On Thursday evening, the social media channels of the long-running PBS educational children’s show Sesame Street posted a message in support of Pride Month. The rainbow-colored image showed Muppets holding hands and the message, “On our street, we accept all, we love all, and we respect all. Happy #PrideMonth!”
While many commenters expressed gratitude over the 31-year-old kid’s showing support for queer viewers, others correctly pointed out that the show has never featured any distinctly LGBTQ scenarios for queer kids and families to see themselves onscreen.
The dissatisfaction makes sense. After all, Sesame Street disingenuously proclaimed that Bert and Ernie weren’t a couple and, as muppets, “do not have a sexual orientation” after a New Yorker magazine cover showed the muppet roommates cuddling while watching the U.S. Supreme Court knock down the so-called Defense of Marriage Act in 2013.
But while Sesame Street ignored the fact that their star couple, Kermit and Miss Piggy, do in fact have sexual orientations, dissatisfaction over the show’s exclusion of overtly LGBTQ characters ignores the gradual steps it has taken in that very direction.
In 2002, Takalani Sesame, the South African version of Sesame Street, introduced Kami, the show’s first-ever HIV-positive muppet. Kami is five-years-old, seroconverted by blood transfusion and mostly talks about HIV and the importance of staying in school.
While her creators quickly caved to Republican fears and promised that she’d never appear in the U.S. where HIV disproportionately affects non-white, gay and bi men and trans people, her mere existence at least hinted at the show’s desire to get into potentially touchy territory.
Nevertheless, Sesame Street has stood up to other queerphobes of late by featuring very out celebrities in their show including lesbian talk show host Ellen DeGeneres, comedian Billy Eichner, Pose actor and singer Billy Porter, and most recently gay rapper Lil’ Nas X.

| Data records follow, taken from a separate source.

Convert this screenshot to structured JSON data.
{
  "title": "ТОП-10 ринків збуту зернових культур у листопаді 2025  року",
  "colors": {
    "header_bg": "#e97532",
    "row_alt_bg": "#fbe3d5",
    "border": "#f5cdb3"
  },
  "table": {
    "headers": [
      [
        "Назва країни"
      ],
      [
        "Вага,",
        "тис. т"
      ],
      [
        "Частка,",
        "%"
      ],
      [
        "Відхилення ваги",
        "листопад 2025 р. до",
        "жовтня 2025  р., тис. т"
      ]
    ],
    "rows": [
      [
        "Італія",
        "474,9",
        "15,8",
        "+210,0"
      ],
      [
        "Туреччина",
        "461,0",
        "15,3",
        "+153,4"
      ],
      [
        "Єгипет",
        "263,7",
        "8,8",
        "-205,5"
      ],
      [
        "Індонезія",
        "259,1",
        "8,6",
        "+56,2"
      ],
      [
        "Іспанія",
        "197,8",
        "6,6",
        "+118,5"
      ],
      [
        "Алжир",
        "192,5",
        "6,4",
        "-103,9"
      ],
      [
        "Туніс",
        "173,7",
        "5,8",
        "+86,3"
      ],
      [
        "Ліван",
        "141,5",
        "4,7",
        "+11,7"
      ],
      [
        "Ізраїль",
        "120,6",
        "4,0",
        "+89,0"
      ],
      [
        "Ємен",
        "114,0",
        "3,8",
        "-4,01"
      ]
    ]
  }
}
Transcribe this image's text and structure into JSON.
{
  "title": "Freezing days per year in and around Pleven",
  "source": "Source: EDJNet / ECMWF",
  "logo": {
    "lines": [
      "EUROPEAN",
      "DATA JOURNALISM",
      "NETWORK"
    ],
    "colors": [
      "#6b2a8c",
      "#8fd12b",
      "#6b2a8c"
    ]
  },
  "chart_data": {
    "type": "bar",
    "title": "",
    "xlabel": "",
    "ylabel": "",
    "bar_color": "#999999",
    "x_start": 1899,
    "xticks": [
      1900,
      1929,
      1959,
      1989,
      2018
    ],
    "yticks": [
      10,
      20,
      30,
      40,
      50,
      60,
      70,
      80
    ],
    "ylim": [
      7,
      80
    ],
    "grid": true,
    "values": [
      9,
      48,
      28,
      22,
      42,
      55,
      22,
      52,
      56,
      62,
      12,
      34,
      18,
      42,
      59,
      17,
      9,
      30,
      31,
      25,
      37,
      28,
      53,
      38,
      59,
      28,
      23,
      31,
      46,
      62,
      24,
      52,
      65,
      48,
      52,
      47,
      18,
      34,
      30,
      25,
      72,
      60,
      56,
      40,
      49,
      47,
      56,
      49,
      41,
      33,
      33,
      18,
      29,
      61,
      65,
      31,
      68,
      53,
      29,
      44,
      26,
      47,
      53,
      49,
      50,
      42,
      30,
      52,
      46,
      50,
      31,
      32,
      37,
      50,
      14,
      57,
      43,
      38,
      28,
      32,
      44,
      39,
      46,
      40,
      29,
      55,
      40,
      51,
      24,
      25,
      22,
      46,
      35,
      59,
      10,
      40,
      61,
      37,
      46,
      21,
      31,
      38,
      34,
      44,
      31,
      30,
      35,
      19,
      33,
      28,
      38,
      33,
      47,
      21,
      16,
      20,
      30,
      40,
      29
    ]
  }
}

So the critics are correct: None of the celebrities have explicitly mentioned LGBTQ identities or families during their appearances.
But considering that out queer celebrities were nonexistent on Sesame Street for many years beforehand, the show’s Pride Month message suggests that that Sesame Street could be getting a lot more colorful and LGBTQ-friendly in the years to come.